Friday, May 23, 2003 | 9:20 a.m.
You leave Luxor Theater after attending a performance of Blue Man Group and wonder what the heck you just saw.
But whatever it was, it was great.
"Blue Man Group: Live at the Luxor" is an enigmatic show that has been delighting fans in Las Vegas for three years.
But how do you describe it to someone who has never seen the production?
How do you describe the art of abstract expressionist Jackson Pollock?
Blue Man Group is abstract expressionist performance art.
It forces you to look at entertainment differently. Three guys in blue makeup, expressionless except for their eyes, doing bizarre things that make you laugh, but when you try to describe it, something gets lost in the translation.
One catches a marshmallow in his mouth, tossed by one of the Blue Men across the stage.
Then he catches another, and another as the marshmallows are thrown more rapidly. Ten. Twenty. Finally, his mouth filled with 25 marshmallows, the performer pulls out the white glob to reveal some sort of weird formation that is an impression of the inside of his mouth.
The weirdness begins quickly, as fans are taking their seats -- with those in the front five or six rows donning plastic covers, a la Gallagher.
An electronic message board gives the crowd instructions -- "Wish John happy birthday," "Say hello to Steven Smith."
Everyone joins the fun. Miles of crepe paper, rolled like toilet tissue, flows over the auditorium, beginning at the back of the room and passed forward by people who suddenly find themselves in the middle of a tidal wave of paper.
The Blue Men appear onstage wearing welders' masks as they stand behind tall drums and paint spews forth from tubes that protrude from their shirts at chest level.
The luminescent paint lands on top of the drums and the trio take turns pounding the surface, causing the paint to erupt and spray in every direction like a volcano erupting.
It is a display as colorful as any Pollock painting -- reds, yellows, oranges.
The Blue Man Group goes through its routine looking like aliens who have crash-landed on a strange planet where they think everyone else is abnormal.
Though they never speak, their gazes (blank most of the time) sometimes seem to transmit emotions and feelings -- frustration, humor, smugness.
For the most part, the trio lets its actions do the talking.
How intriguing were the sounds that came from the PVC pipes.
A circle of statues on a pedestal, each statue standing in a slightly different position, suddenly begins to dance as the pedestal rapidly turns.

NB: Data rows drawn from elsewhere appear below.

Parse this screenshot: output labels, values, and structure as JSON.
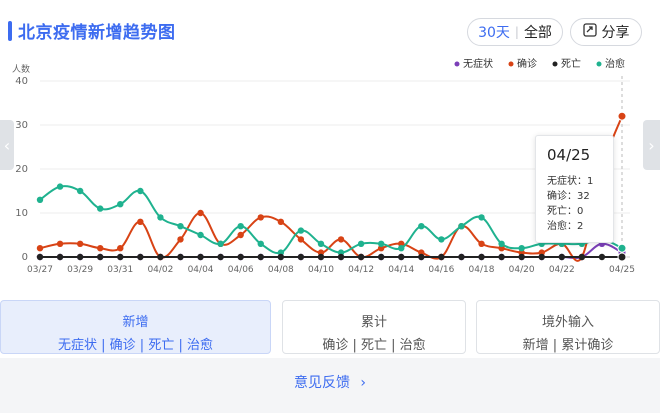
{
  "header": {
    "title": "北京疫情新增趋势图",
    "range_30": "30天",
    "range_sep": "|",
    "range_all": "全部",
    "share_label": "分享"
  },
  "colors": {
    "accent": "#3d6cf0",
    "asymptomatic": "#7b3fb8",
    "confirmed": "#d84315",
    "death": "#222222",
    "cured": "#1fb28f"
  },
  "chart_data": {
    "type": "line",
    "y_unit": "人数",
    "ylim": [
      0,
      40
    ],
    "yticks": [
      0,
      10,
      20,
      30,
      40
    ],
    "x": [
      "03/27",
      "03/28",
      "03/29",
      "03/30",
      "03/31",
      "04/01",
      "04/02",
      "04/03",
      "04/04",
      "04/05",
      "04/06",
      "04/07",
      "04/08",
      "04/09",
      "04/10",
      "04/11",
      "04/12",
      "04/13",
      "04/14",
      "04/15",
      "04/16",
      "04/17",
      "04/18",
      "04/19",
      "04/20",
      "04/21",
      "04/22",
      "04/23",
      "04/24",
      "04/25"
    ],
    "xtick_labels": [
      "03/27",
      "03/29",
      "03/31",
      "04/02",
      "04/04",
      "04/06",
      "04/08",
      "04/10",
      "04/12",
      "04/14",
      "04/16",
      "04/18",
      "04/20",
      "04/22",
      "04/25"
    ],
    "legend_position": "top-right",
    "grid": true,
    "series": [
      {
        "name": "无症状",
        "color": "#7b3fb8",
        "values": [
          0,
          0,
          0,
          0,
          0,
          0,
          0,
          0,
          0,
          0,
          0,
          0,
          0,
          0,
          0,
          0,
          0,
          0,
          0,
          0,
          0,
          0,
          0,
          0,
          0,
          0,
          0,
          0,
          3,
          1
        ]
      },
      {
        "name": "确诊",
        "color": "#d84315",
        "values": [
          2,
          3,
          3,
          2,
          2,
          8,
          0,
          4,
          10,
          3,
          5,
          9,
          8,
          4,
          1,
          4,
          0,
          2,
          3,
          1,
          0,
          7,
          3,
          2,
          1,
          1,
          3,
          0,
          20,
          32
        ]
      },
      {
        "name": "死亡",
        "color": "#222222",
        "values": [
          0,
          0,
          0,
          0,
          0,
          0,
          0,
          0,
          0,
          0,
          0,
          0,
          0,
          0,
          0,
          0,
          0,
          0,
          0,
          0,
          0,
          0,
          0,
          0,
          0,
          0,
          0,
          0,
          0,
          0
        ]
      },
      {
        "name": "治愈",
        "color": "#1fb28f",
        "values": [
          13,
          16,
          15,
          11,
          12,
          15,
          9,
          7,
          5,
          3,
          7,
          3,
          1,
          6,
          3,
          1,
          3,
          3,
          2,
          7,
          4,
          7,
          9,
          3,
          2,
          3,
          3,
          3,
          4,
          2
        ]
      }
    ]
  },
  "tooltip": {
    "date": "04/25",
    "lines": [
      "无症状：1",
      "确诊：32",
      "死亡：0",
      "治愈：2"
    ]
  },
  "tabs": [
    {
      "title": "新增",
      "sub": "无症状 | 确诊 | 死亡 | 治愈"
    },
    {
      "title": "累计",
      "sub": "确诊 | 死亡 | 治愈"
    },
    {
      "title": "境外输入",
      "sub": "新增 | 累计确诊"
    }
  ],
  "footer": {
    "feedback": "意见反馈",
    "chevron": "›"
  }
}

"Blue Man Group: Live at the Luxor" is a masterpiece of creativity, a brilliant display of sight and sound that for 90 minutes takes you out of the mundane real world and lifts you into an ethereal universe where your senses experience new sensations that challenge you not to have a good time.
This unusual production was born in New York in 1987, a creation of Matt Goldman, Phil Stanton and Chris Wink.
Since then Blue Man Group has been cloned, with shows in production in Vegas, Boston and Chicago, as well as New York City.
On May 18 a touring Blue Man Group hit the road, scheduled to perform concerts in nine cities. The shows are in conjunction with the release of their latest album, "The Complex."
But the Vegas chapter should be here for a long time, delighting adults and children alike.
In a city where venues are flaunting adult entertainment ("X: An Erotic Adventure" is performed at the Aladdin; the Hard Rock has a poolside nightclub called Sex on the Beach), Luxor's "Blue Man Group" is something the entire family can enjoy.
What family wouldn't share a laugh at a small television camera being stuck into someone's mouth and watching their tonsils on a big screen?